Чуть-чуть «не знать» про деньги, и чуть-чуть — про время…

Еще я буду разговаривать с сыном — весело, так, чтоб он ничего не заподозрил. Мы будем строить планы. Абсолютно блистательные, полные триумфа и оваций. И я обещаю не следить за секундной стрелкой. Время от времени я буду отлучаться в ванную и возвращаться оттуда с красным лицом, оправдываясь насморком, гриппом, соринкой в глазу, тем, что кто-то в радиусе километра режет лук, Бог знает — чем еще.

Я пересмотрю фотографии. Недавние — бегло, давнишние — медленно. «Странно, куда из этого архива подевались девушки и женщины, которых я имел наглость считать когда-то своими?» — вот тот вопрос, который я не задам жене. Во-первых, она не в курсе. Во-вторых, я найду, о чем с ней поговорить.

Возможно, я скажу ей то же самое, что успел сказать мой отец моей маме: береги себя, тебя пожалеть — некому. Но если я так скажу, я ведь все испорчу! Да, иногда сказать главное означает — все испортить. Жена, безусловно, может в свою очередь спросить: ты меня любишь? Но кто мне помешает уклониться от ответа? Я вообще могу прикинуться глухим, как Бетховен. Она потом будет рыдать: представляете, он перед смертью ничего не слышал!..

Лучше всего, конечно, ей что-нибудь подарить. Напоследок. Допустим, цветы. Но нет! Боже упаси! Это ее напугает еще больше, чем фраза «береги себя». Нет…

Пожалуй, вот что: я пообсуждаю с ней Захарию Ситчина. Я скажу ей, что верю в аннунаков — ей будет приятно…

Вы знаете, кто такие аннунаки? Это обитатели двенадцатой планеты нашей Солнечной системы — Нибиру. Не очень ритмично они посещали Землю и заложили основы древнейшей цивилизации. Так считает Захария Ситчин, кивая на шумеров, аккадцев, хеттов, вавилонян. Так считает моя жена, кивая на Ситчина. Так буду, с легким кивком, повторять и я. Погребая Дарвина под Ситчиным. Теорию видов — под теорией провидения. Приземленность — под небом. Эволюцию — под чудом.

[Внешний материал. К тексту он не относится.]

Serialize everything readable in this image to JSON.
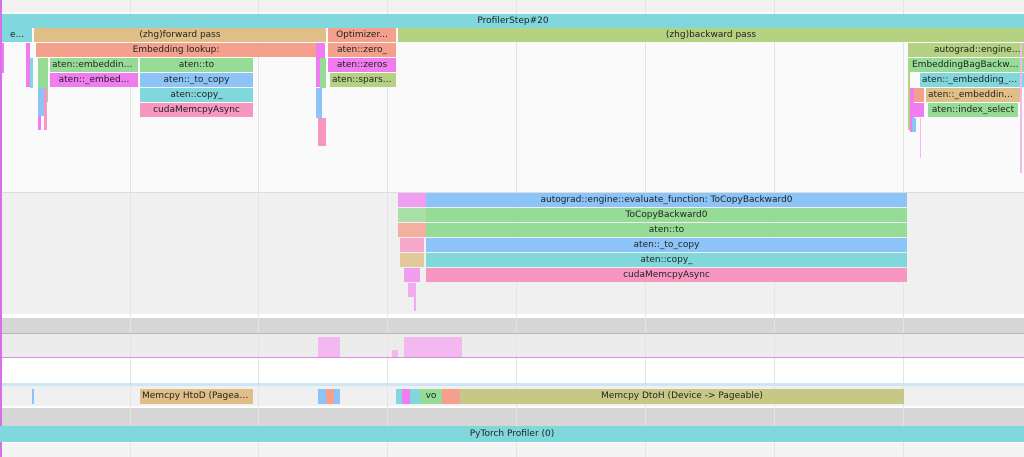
{
  "colors": {
    "teal": "#80d8dc",
    "tan": "#e0be87",
    "salmon": "#f4a08c",
    "olive": "#b4d282",
    "green": "#96dc96",
    "blue": "#8cc4f8",
    "pink": "#f896c2",
    "magenta": "#f07cf0",
    "khaki": "#c8c886",
    "lavender": "#f4b8f0",
    "grey": "#d2d2d2",
    "lightgrey": "#ececec"
  },
  "trace": {
    "profiler_step": "ProfilerStep#20",
    "e_slice": "e...",
    "forward_pass": "(zhg)forward pass",
    "optimizer": "Optimizer...",
    "backward_pass": "(zhg)backward pass",
    "embedding_lookup": "Embedding lookup:",
    "aten_embedding_bag": "aten::embedding_bag",
    "aten_embed_trunc": "aten::_embed...",
    "aten_to": "aten::to",
    "aten_to_copy": "aten::_to_copy",
    "aten_copy": "aten::copy_",
    "cuda_memcpy_async": "cudaMemcpyAsync",
    "aten_zero": "aten::zero_",
    "aten_zeros": "aten::zeros",
    "aten_sparse": "aten::sparse_...",
    "autograd_evaluate_short": "autograd::engine::evalu",
    "embedding_bag_backward": "EmbeddingBagBackward0",
    "aten_embedding_b": "aten::_embedding_b...",
    "aten_embedding_trunc2": "aten::_embedding_...",
    "aten_index_select": "aten::index_select",
    "autograd_evaluate_full": "autograd::engine::evaluate_function: ToCopyBackward0",
    "to_copy_backward": "ToCopyBackward0",
    "aten_to_2": "aten::to",
    "aten_to_copy_2": "aten::_to_copy",
    "aten_copy_2": "aten::copy_",
    "cuda_memcpy_async_2": "cudaMemcpyAsync",
    "memcpy_htod": "Memcpy HtoD (Pageable...",
    "vo_slice": "vo",
    "memcpy_dtoh": "Memcpy DtoH (Device -> Pageable)",
    "pytorch_profiler": "PyTorch Profiler (0)"
  }
}
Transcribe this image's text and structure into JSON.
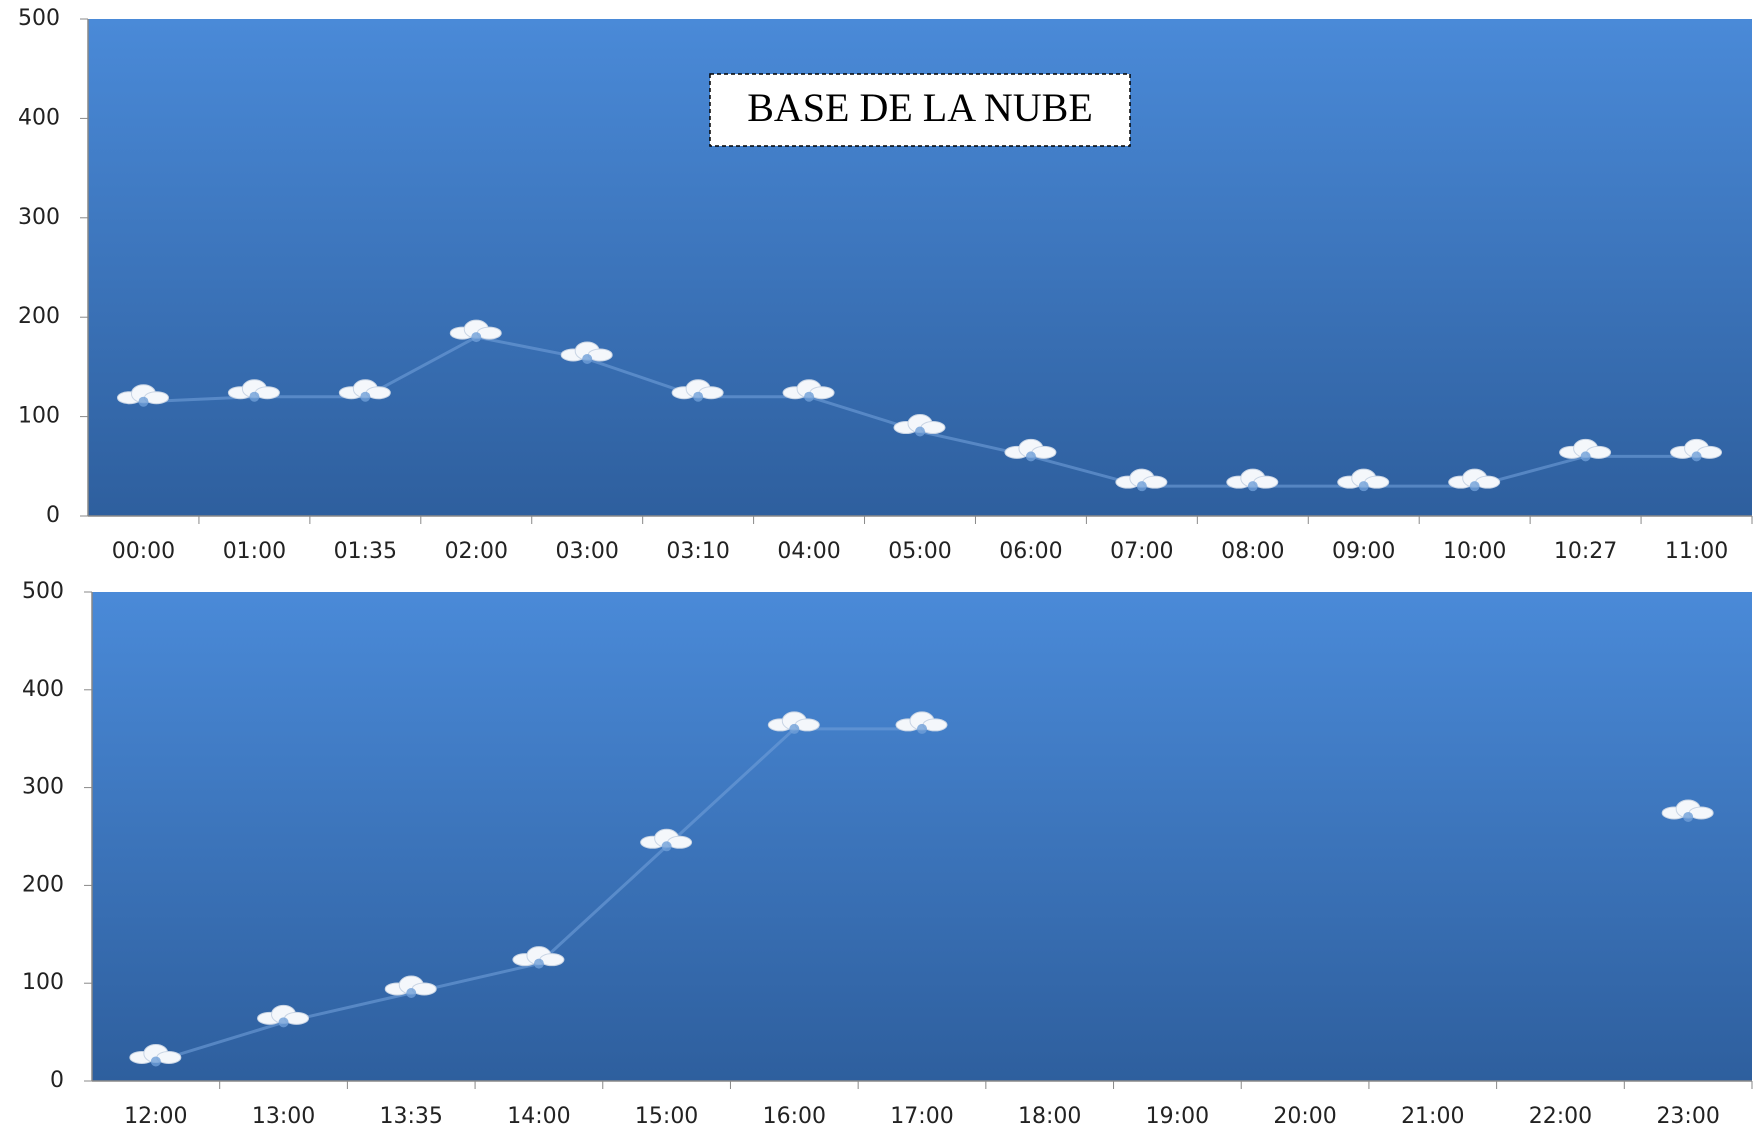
{
  "chart_data": [
    {
      "type": "line",
      "title": "BASE DE LA NUBE",
      "categories": [
        "00:00",
        "01:00",
        "01:35",
        "02:00",
        "03:00",
        "03:10",
        "04:00",
        "05:00",
        "06:00",
        "07:00",
        "08:00",
        "09:00",
        "10:00",
        "10:27",
        "11:00"
      ],
      "values": [
        115,
        120,
        120,
        180,
        158,
        120,
        120,
        85,
        60,
        30,
        30,
        30,
        30,
        60,
        60
      ],
      "color": "#6f9fd8",
      "ylim": [
        0,
        500
      ],
      "yticks": [
        0,
        100,
        200,
        300,
        400,
        500
      ]
    },
    {
      "type": "line",
      "categories": [
        "12:00",
        "13:00",
        "13:35",
        "14:00",
        "15:00",
        "16:00",
        "17:00",
        "18:00",
        "19:00",
        "20:00",
        "21:00",
        "22:00",
        "23:00"
      ],
      "values": [
        20,
        60,
        90,
        120,
        240,
        360,
        360,
        null,
        null,
        null,
        null,
        null,
        270
      ],
      "color": "#6f9fd8",
      "ylim": [
        0,
        500
      ],
      "yticks": [
        0,
        100,
        200,
        300,
        400,
        500
      ]
    }
  ]
}
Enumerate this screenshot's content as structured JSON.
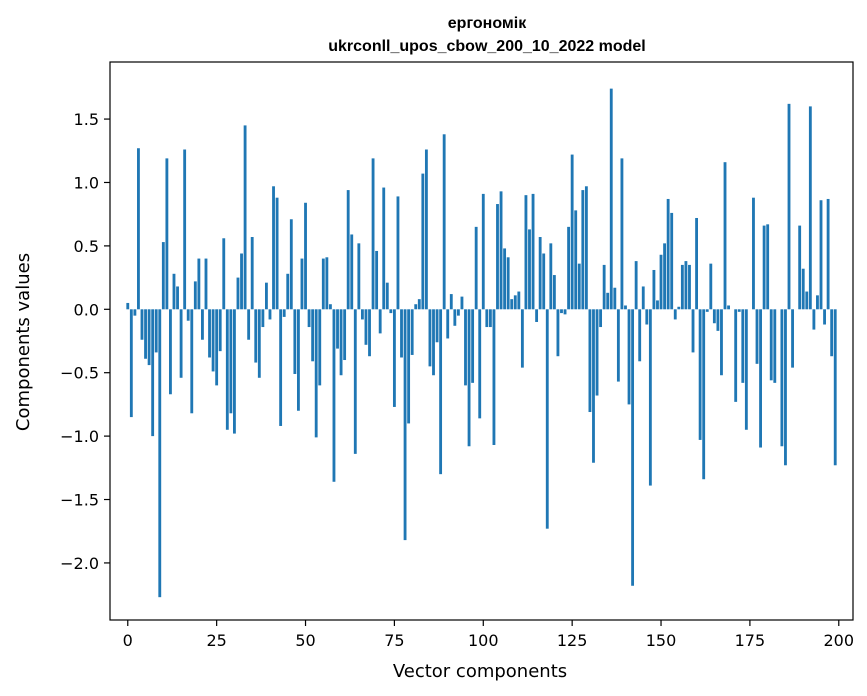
{
  "chart_data": {
    "type": "bar",
    "title": "ергономік",
    "subtitle": "ukrconll_upos_cbow_200_10_2022 model",
    "xlabel": "Vector components",
    "ylabel": "Components values",
    "xlim": [
      -5,
      204
    ],
    "ylim": [
      -2.45,
      1.95
    ],
    "x_ticks": [
      0,
      25,
      50,
      75,
      100,
      125,
      150,
      175,
      200
    ],
    "y_ticks": [
      -2.0,
      -1.5,
      -1.0,
      -0.5,
      0.0,
      0.5,
      1.0,
      1.5
    ],
    "y_tick_labels": [
      "−2.0",
      "−1.5",
      "−1.0",
      "−0.5",
      "0.0",
      "0.5",
      "1.0",
      "1.5"
    ],
    "grid": false,
    "color": "#1f77b4",
    "values": [
      0.05,
      -0.85,
      -0.05,
      1.27,
      -0.24,
      -0.39,
      -0.44,
      -1.0,
      -0.34,
      -2.27,
      0.53,
      1.19,
      -0.67,
      0.28,
      0.18,
      -0.54,
      1.26,
      -0.09,
      -0.82,
      0.22,
      0.4,
      -0.24,
      0.4,
      -0.38,
      -0.49,
      -0.6,
      -0.33,
      0.56,
      -0.95,
      -0.82,
      -0.98,
      0.25,
      0.44,
      1.45,
      -0.24,
      0.57,
      -0.42,
      -0.54,
      -0.14,
      0.21,
      -0.08,
      0.97,
      0.88,
      -0.92,
      -0.06,
      0.28,
      0.71,
      -0.51,
      -0.8,
      0.4,
      0.84,
      -0.14,
      -0.41,
      -1.01,
      -0.6,
      0.4,
      0.41,
      0.04,
      -1.36,
      -0.31,
      -0.52,
      -0.4,
      0.94,
      0.59,
      -1.14,
      0.52,
      -0.08,
      -0.28,
      -0.37,
      1.19,
      0.46,
      -0.19,
      0.96,
      0.21,
      -0.03,
      -0.77,
      0.89,
      -0.38,
      -1.82,
      -0.9,
      -0.36,
      0.04,
      0.08,
      1.07,
      1.26,
      -0.45,
      -0.52,
      -0.26,
      -1.3,
      1.38,
      -0.23,
      0.12,
      -0.13,
      -0.05,
      0.1,
      -0.6,
      -1.08,
      -0.58,
      0.65,
      -0.86,
      0.91,
      -0.14,
      -0.14,
      -1.07,
      0.83,
      0.93,
      0.48,
      0.41,
      0.08,
      0.11,
      0.14,
      -0.46,
      0.9,
      0.63,
      0.91,
      -0.1,
      0.57,
      0.44,
      -1.73,
      0.52,
      0.27,
      -0.37,
      -0.03,
      -0.04,
      0.65,
      1.22,
      0.78,
      0.36,
      0.94,
      0.97,
      -0.81,
      -1.21,
      -0.68,
      -0.14,
      0.35,
      0.13,
      1.74,
      0.17,
      -0.57,
      1.19,
      0.03,
      -0.75,
      -2.18,
      0.38,
      -0.41,
      0.18,
      -0.12,
      -1.39,
      0.31,
      0.07,
      0.43,
      0.52,
      0.87,
      0.76,
      -0.08,
      0.02,
      0.35,
      0.38,
      0.35,
      -0.34,
      0.72,
      -1.03,
      -1.34,
      -0.02,
      0.36,
      -0.11,
      -0.17,
      -0.52,
      1.16,
      0.03,
      0.0,
      -0.73,
      -0.02,
      -0.58,
      -0.95,
      0.0,
      0.88,
      -0.43,
      -1.09,
      0.66,
      0.67,
      -0.56,
      -0.58,
      0.0,
      -1.08,
      -1.23,
      1.62,
      -0.46,
      0.0,
      0.66,
      0.32,
      0.14,
      1.6,
      -0.16,
      0.11,
      0.86,
      -0.12,
      0.87,
      -0.37,
      -1.23
    ]
  }
}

Это будет мой ответ на ее вопрос: ты меня любишь?

Буду ли я звонить маме? Брату? Возможно.

Буду ли перечитывать какие-то книги? Разве что Довлатова. «Заповедник» и «Компромисс». Я чувствую: они и про меня.

Буду ли смотреть телевизор? Нет.

Буду ли писать письмо? Да. К сожалению. Человек моего пошиба обязательно кому-то чего-то пишет. Все время. Я легко представляю себя сидящим в исповедальных муках за компьютером. На мониторе, вверху страницы — два слова: «Здравствуй, Господи!» Что дальше — неизвестно. Вероятно, что-то о моей жизни. Ниже — подпись: «С уважением, ламер такой-то». Пред Богом все мы — ламеры.

Буду ли я размышлять о том, чего бы такого съесть? Или думать о сексе? И в каком контексте я буду (если, конечно, буду) о нем думать? Буду ли я его желать или это будет некое воспоминание (о прошлой жизненной ситуации или, может, об эпизоде эротического фильма)? А если буду желать, то — с кем? С женой или с кем-то еще? В пятничных снах мне, случалось, являлись другие, с бронзовой грудью, с хищными губами, с повышенным градусом нежности…

Чем я воспользуюсь напоследок? Какими предметами? Тут есть над чем подумать. Я могу лишь предполагать, что без штанов — не обойтись. Еще — футболка. У меня есть футболка с моим лицом. Белая — это символично. Я смотрю поверх очков, под мышкой, как термометр, — секундомер. Над головой — надпись: «Я живу, чтобы писать, и пишу, чтобы жить». Надену я ее или нет? Сменю ли носки, трусы? Останусь ли в китайских шлепках или же обуюсь в кроссовки Nike?

Возможно, я возьму в руки молоток и забью гвоздь… Нет, невозможно. Чего ради? Сидел, сидел, не забивал — и вдруг…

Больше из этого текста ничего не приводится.